As always, tag @rawberryfields in the caption of your photos if you want me to see any of your recreations, it always makes my day when I see the scrumptious things you make! Happy Sunday!
- 1½ cups (150g) unsweetened desiccated coconut
- 150g coconut cream
- 1-2 Tbsp liquid coconut butter (OR coconut oil)
- 3-4 Tbsp maple syrup OR liquid sweetener of choice
- 1 cup (roughly 200g) Medjool dates (preferably soaked for an hour before)
- 60 g almond butter
- 2 Tbsp liquid coconut oil
- 1-2 Tbsp warm water
- 2-3 Tbsp maple syrup
- 160g liquid cacao butter
- 10-11 Tbsp cacao powder
- 6 Tbsp maple syrup OR to taste
- Coconut Merchant toasted coconut chips
- In a large bowl, mix the desiccated coconut, maple syrup and the coconut cream until they are well combined.
- Add the liquid coconut butter and mix until a sticky mixture is formed.
- Line a tray with greaseproof paper. Roll the coconut mixture into 10 even sized balls.
- Press the balls flat with the palm of your hand, and then shape and squish them into cookie shapes, with nice smooth surfaces and edges.
- Place in the freezer while you make the date caramel.
- Place all the ingredients EXCEPT the water in a food processor or blender and combine until a sticky paste is formed.
- Add 1 spoonful of water to the processor and blend. If needed, add the second spoonful.
- Place 1 large tablespoon of the caramel in the centre of each pattie.

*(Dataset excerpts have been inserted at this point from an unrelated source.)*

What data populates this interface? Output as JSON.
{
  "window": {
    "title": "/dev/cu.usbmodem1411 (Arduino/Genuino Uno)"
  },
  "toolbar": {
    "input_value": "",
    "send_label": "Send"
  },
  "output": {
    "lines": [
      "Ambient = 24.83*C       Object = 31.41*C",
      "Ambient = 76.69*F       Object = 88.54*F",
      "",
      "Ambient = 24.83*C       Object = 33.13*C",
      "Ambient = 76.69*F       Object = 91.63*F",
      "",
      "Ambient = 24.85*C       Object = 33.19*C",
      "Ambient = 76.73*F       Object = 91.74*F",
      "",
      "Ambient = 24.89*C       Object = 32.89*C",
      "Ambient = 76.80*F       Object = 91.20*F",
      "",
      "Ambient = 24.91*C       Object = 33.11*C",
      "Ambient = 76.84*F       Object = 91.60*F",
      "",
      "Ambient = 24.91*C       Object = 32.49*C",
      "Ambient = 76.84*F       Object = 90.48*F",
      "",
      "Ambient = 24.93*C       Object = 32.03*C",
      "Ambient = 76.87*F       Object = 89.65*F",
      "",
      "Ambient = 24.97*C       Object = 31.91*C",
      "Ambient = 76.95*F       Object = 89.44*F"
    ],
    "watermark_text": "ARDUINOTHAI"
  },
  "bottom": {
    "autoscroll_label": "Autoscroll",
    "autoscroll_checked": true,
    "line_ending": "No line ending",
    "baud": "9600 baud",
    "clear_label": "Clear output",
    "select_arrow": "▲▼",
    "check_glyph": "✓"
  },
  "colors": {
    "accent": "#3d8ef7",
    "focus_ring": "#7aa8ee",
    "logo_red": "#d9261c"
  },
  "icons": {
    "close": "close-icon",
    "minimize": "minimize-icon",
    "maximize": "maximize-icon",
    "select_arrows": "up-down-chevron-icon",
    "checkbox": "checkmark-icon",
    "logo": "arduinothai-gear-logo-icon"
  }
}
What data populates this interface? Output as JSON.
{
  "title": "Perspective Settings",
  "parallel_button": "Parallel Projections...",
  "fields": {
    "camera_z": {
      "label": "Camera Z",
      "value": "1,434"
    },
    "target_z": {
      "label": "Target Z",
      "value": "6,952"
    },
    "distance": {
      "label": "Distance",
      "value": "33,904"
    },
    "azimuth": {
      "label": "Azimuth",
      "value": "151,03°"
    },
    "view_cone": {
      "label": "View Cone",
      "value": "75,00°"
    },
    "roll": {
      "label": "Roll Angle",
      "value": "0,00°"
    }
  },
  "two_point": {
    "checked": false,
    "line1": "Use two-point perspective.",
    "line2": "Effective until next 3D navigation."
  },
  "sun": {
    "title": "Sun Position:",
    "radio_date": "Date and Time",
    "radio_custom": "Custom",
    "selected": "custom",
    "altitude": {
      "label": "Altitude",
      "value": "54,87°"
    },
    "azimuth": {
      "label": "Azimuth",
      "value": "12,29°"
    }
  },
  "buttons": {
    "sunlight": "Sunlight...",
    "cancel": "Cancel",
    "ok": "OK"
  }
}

- Fill a small bowl with some lukewarm water. Dip your fingers into the water and shake off any excess drops. This makes it easier to flatten and smooth the caramel over the pattie.
- Smooth caramel over the cookies and place bake into the freezer while you make the chocolate.
- Mix the cacao powder into the cacao butter until a smooth, creamy chocolatey mixture is formed.
- Stir in the maple syrup until well combined.
- Remove the coconut cookies from the freezer, and coat each cookie in chocolate.
- Gently press some toasted coconut chips on the top of each cookie, and drizzle the remaining chocolate over to decorate.
- Place the cookies back on the baking tray, and place the tray back in the freezer for 10 minutes before serving.